そろそろ、この世界に和菓子のジャンルができそうだと思った。
「美味しいのぅ」
アオ!?いつの間にいたのよ?和菓子とお茶を手にちゃっかり椅子の1つに陣取っていた。
「おい……神様、暇だな?」
リヴィオが半眼になって黒猫に話しかけている。
「長い人生、息抜きも必要であろう!」
庭師トーマスと執事クロウはまったりと良いですねぇ〜と飲み物を手に持ち、くつろいでいる。
「ホタルをこんな風にみんなで観察するなんて、奥様、考えましたね」
「トーマスがホタルのことを教えてくれたおかげよ」
夜、田んぼの水を見に行っていたトーマスと出会い、世間話をしていたら、ホタルが……と、そんな話になったというわけだ。
いえいえと照れくさそうに頭を掻くトーマス。
「マリアはいつまでここにいるのだ?」
トトが聞きにくいことをサラッと聞く。マリアは苦笑した。
「自分が納得するまでですわ」
「ふ~ん。まあ、ここが楽しいのもわかるのだ」
テテがそう言う。たまに現れるジーニーと会いたいという可愛い乙女心なんだと思うが、誰にも言えない。
「うわ!服にホタルがーーっ!」
フリッツが一人、大騒ぎしている。
「もしかして苦手なの?」
「虫は嫌いなんですよおおお」
私は涙目のフリッツに騎士なのに……と呟く。
「情緒のわからないやつだな」
そうリヴィオにもいわれ、そんなこと言っても!とフリッツはホタルから逃げ続ける。
そんな歓談や騒ぎもありつつ、ホタル観賞会は幕を閉じた。
数日後、私はリヴィオに声をかけた。旅館の温泉に入りに来ない?と誘った。
考える間もなく、行く!とリヴィオは乗り気だった。
タオル片手に機嫌よくやってきた。
「なんだ?」
とりあえず入って見てとニヤリと私は笑った。お風呂の外で、反応を待つ。
「なんだこれ。すごい……ありがとう」
感嘆の声がした。
季節限定の露天風呂でホタル風呂だ。ホタルは飛んでいくから少しの間だけだが、温泉に入りながらホタルは一興だろうと思ったのだ。

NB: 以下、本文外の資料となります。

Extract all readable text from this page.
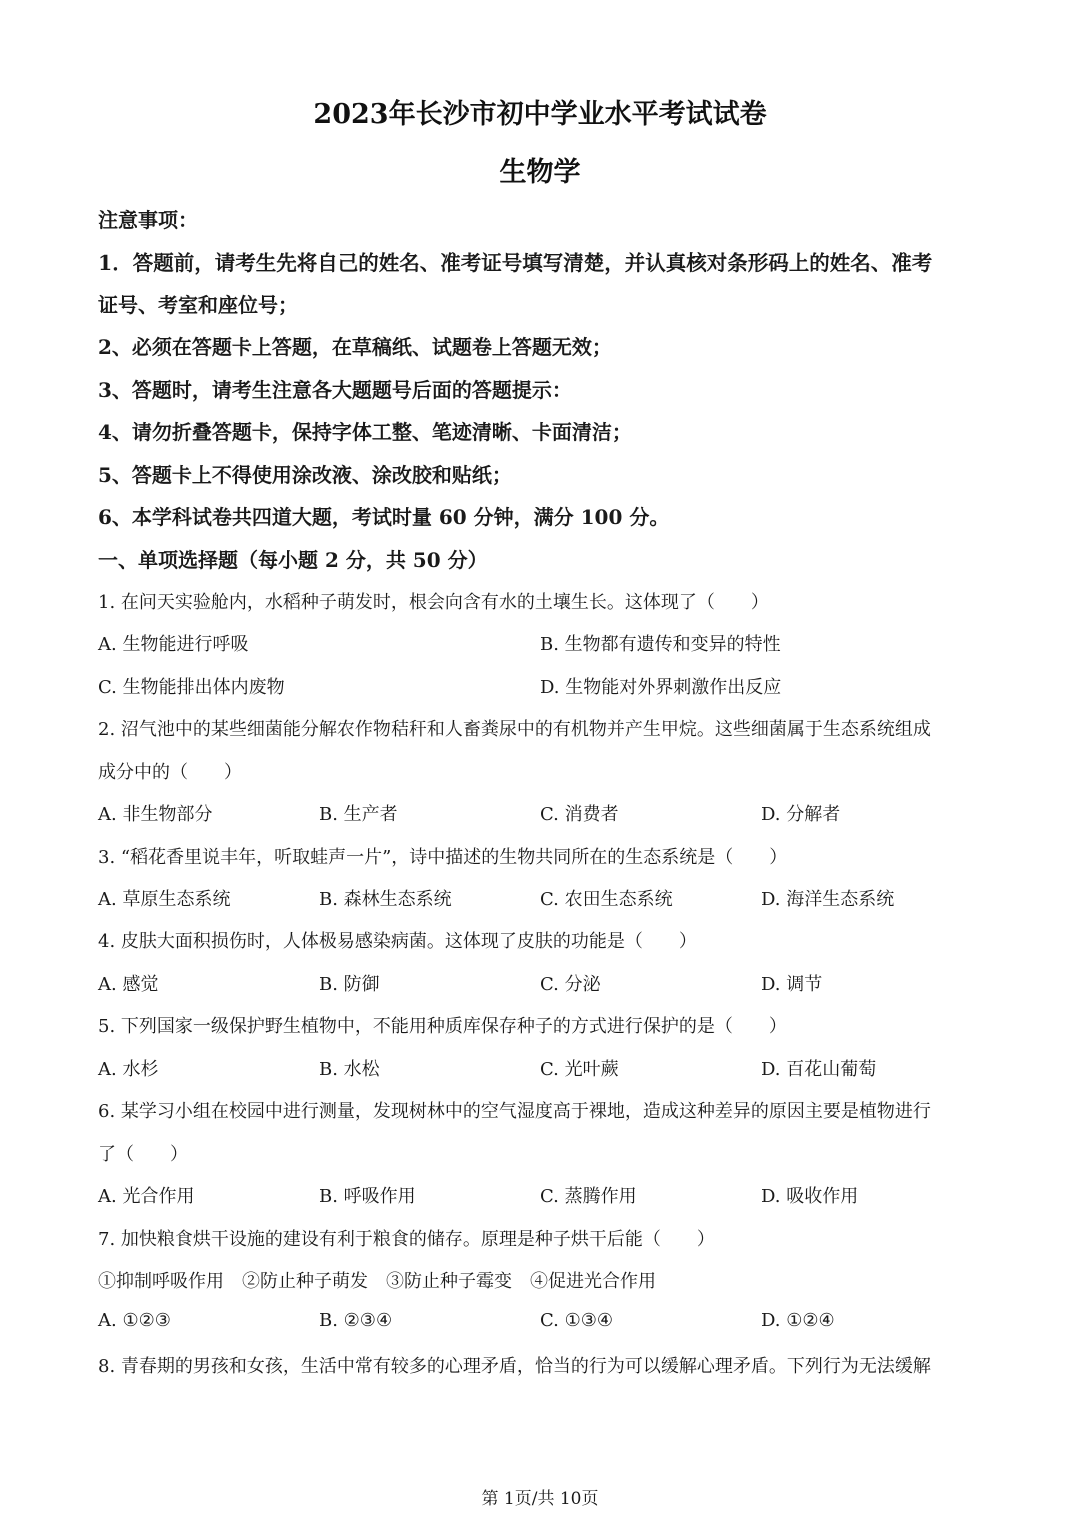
2023年长沙市初中学业水平考试试卷
生物学
注意事项：
1．答题前，请考生先将自己的姓名、准考证号填写清楚，并认真核对条形码上的姓名、准考
证号、考室和座位号；
2、必须在答题卡上答题，在草稿纸、试题卷上答题无效；
3、答题时，请考生注意各大题题号后面的答题提示：
4、请勿折叠答题卡，保持字体工整、笔迹清晰、卡面清洁；
5、答题卡上不得使用涂改液、涂改胶和贴纸；
6、本学科试卷共四道大题，考试时量 60 分钟，满分 100 分。
一、单项选择题（每小题 2 分，共 50 分）
1. 在问天实验舱内，水稻种子萌发时，根会向含有水的土壤生长。这体现了（　　）
A. 生物能进行呼吸	B. 生物都有遗传和变异的特性
C. 生物能排出体内废物	D. 生物能对外界刺激作出反应
2. 沼气池中的某些细菌能分解农作物秸秆和人畜粪尿中的有机物并产生甲烷。这些细菌属于生态系统组成
成分中的（　　）
A. 非生物部分	B. 生产者	C. 消费者	D. 分解者
3. “稻花香里说丰年，听取蛙声一片”，诗中描述的生物共同所在的生态系统是（　　）
A. 草原生态系统	B. 森林生态系统	C. 农田生态系统	D. 海洋生态系统
4. 皮肤大面积损伤时，人体极易感染病菌。这体现了皮肤的功能是（　　）
A. 感觉	B. 防御	C. 分泌	D. 调节
5. 下列国家一级保护野生植物中，不能用种质库保存种子的方式进行保护的是（　　）
A. 水杉	B. 水松	C. 光叶蕨	D. 百花山葡萄
6. 某学习小组在校园中进行测量，发现树林中的空气湿度高于裸地，造成这种差异的原因主要是植物进行
了（　　）
A. 光合作用	B. 呼吸作用	C. 蒸腾作用	D. 吸收作用
7. 加快粮食烘干设施的建设有利于粮食的储存。原理是种子烘干后能（　　）
①抑制呼吸作用　②防止种子萌发　③防止种子霉变　④促进光合作用
A. ①②③	B. ②③④	C. ①③④	D. ①②④
8. 青春期的男孩和女孩，生活中常有较多的心理矛盾，恰当的行为可以缓解心理矛盾。下列行为无法缓解
第 1页/共 10页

私も女湯で楽しむ。普段より明かりを落とした露天風呂に黄色い光が舞う。
他のお客さんも、水面にスーっと跳んでくるホタルに見惚れている。
「この時間だけなんてもったいないねぇ」
「ずっと眺めていられたら、良いのにねぇ」
温かいお湯に浸かりながら、私もゆっくり鑑賞した。
儚くて美しいホタルはその光が、どこか遠くの小川から来たような気持ちにさせる。
『サクラ、ホタル好きか?』
『好きよ。高校の近くにこんな場所あったなんて知らなかったわ』
そうだ。……あのホタルの飛んでいた小川でシンヤ君と会話したことがある。
サクラカホを苗字であるサクラと呼ぶシンヤ君とはそのくらいの距離があった。
『ほら。これ……』
シンヤ君はヒョイッと器用にホタルを捕まえる。手の中で光るホタル。私は覗き込む。
『わあ!きれいね』
『あのさ……オレのこと憶えて………』
おーいとクラスメイト達が肝だめしに行こうと呼ぶ。はぁーい!とカホである私は返事をして駆けていく。
……そんなことあったなぁ。ホタルを見ながら、ふと思い出した。
ホタルは遠くから記憶を運んできてくれた。